I aimed to say what you would have said if you had been in Belize City standing before that crowd of enthusiastic providers of local services.

After consulting with the Travel Weekly advisory board, I traveled south with several themes in mind.

A lot of it boiled down to education -- using brochures, the Internet, trade events, fam trips, ads and other means to educate the trade and the public about key attractions and about what it is like to travel in this small, English-speaking Central American nation.

I said, in part:

"When you market (regardless of medium), press home several points: English language, proximity to the U.S., the notion of short trips as well as long ones, peaceful Central American destination, great Mayan ruins, ecology and wildlife, diving ... and value for the dollar to the extent that Belizan prices warrant."

I also urged service providers to get into as many appropriate tour packages as possible (with reputable firms that promote effectively); to ride the coattails of a growing cruise marketplace to the extent practical; to solicit services of travel professionals of all types' to be visible in the industry everywhere possible, including on the Web, and to communicate frequently with their travel partners.

Aside from any audience benefits, my preparations provided a short course on Belize for me.

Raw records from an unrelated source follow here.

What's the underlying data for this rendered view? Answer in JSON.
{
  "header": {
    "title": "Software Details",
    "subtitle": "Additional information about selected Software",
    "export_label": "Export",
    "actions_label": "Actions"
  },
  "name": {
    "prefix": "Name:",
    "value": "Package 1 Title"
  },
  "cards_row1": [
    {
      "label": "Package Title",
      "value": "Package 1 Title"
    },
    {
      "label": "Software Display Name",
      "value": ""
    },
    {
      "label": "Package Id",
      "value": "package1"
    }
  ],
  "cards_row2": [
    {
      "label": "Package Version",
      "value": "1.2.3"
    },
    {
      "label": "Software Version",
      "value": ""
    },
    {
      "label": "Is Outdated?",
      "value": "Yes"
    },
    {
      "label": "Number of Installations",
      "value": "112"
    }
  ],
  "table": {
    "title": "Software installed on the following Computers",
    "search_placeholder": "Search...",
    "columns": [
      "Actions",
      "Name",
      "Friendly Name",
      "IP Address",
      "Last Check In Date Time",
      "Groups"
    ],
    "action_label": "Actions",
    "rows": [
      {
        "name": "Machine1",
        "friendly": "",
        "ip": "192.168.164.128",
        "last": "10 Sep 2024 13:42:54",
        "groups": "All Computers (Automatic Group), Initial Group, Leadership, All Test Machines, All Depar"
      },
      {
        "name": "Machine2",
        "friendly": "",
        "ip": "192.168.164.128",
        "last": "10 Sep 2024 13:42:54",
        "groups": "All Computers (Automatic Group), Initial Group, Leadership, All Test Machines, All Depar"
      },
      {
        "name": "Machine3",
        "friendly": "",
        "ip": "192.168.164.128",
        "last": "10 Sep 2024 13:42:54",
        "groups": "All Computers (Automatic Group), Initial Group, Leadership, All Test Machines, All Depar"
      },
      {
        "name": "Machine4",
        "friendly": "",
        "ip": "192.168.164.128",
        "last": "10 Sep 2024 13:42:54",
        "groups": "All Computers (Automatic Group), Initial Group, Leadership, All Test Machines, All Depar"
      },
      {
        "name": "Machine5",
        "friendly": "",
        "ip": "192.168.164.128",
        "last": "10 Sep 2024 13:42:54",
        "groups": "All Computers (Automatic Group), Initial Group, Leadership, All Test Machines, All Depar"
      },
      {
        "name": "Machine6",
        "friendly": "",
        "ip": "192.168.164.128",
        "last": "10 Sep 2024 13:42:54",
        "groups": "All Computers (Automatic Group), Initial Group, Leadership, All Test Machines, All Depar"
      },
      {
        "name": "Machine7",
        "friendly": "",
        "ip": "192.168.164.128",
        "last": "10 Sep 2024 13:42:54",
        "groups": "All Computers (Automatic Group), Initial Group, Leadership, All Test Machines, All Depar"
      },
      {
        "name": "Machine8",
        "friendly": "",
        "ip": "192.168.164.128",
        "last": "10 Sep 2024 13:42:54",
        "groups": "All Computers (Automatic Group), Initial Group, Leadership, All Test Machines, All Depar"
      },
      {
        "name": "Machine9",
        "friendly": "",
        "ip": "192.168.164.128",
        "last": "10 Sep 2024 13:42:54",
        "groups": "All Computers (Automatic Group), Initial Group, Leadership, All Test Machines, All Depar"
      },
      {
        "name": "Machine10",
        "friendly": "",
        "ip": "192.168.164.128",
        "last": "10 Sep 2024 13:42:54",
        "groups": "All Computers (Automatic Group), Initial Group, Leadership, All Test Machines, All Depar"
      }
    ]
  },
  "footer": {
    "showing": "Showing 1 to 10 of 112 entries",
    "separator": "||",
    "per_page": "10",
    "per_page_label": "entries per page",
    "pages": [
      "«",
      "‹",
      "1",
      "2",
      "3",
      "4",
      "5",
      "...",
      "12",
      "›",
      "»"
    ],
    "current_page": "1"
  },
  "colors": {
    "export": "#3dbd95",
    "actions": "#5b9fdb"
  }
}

I had been aware of diving opportunities, the wildlife and Belize's place on the Ruta Maya, but I had not known these things:

  • It has the Western Hemisphere's longest string of coral reef, 185 miles.
  • Parks and animal sanctuaries cover 40% of the land.
  • The extensive collection of ruins date from the Mayan's Classic Period (250 to 900).
  • During my 24 hours in Belize, I took my first-ever helicopter sightseeing excursion -- wearing a lifejacket, plus a helmet that weighed as much as my suitcase.

    The top sighting was Belize's Blue Hole, a circle of reef that surrounds a hole 1,000 feet across and 412 feet deep.

    And I saw part of that long, long string of reef that parallels Belizan coastline.

    That was a good start on Belizan sightseeing.

    Given I am not inclined to put my head under water for long periods, my choice for a second visit would be Mayan ruins, wildlife or some of both.

    But why does my list of things to do and see keep getting longer, not shorter?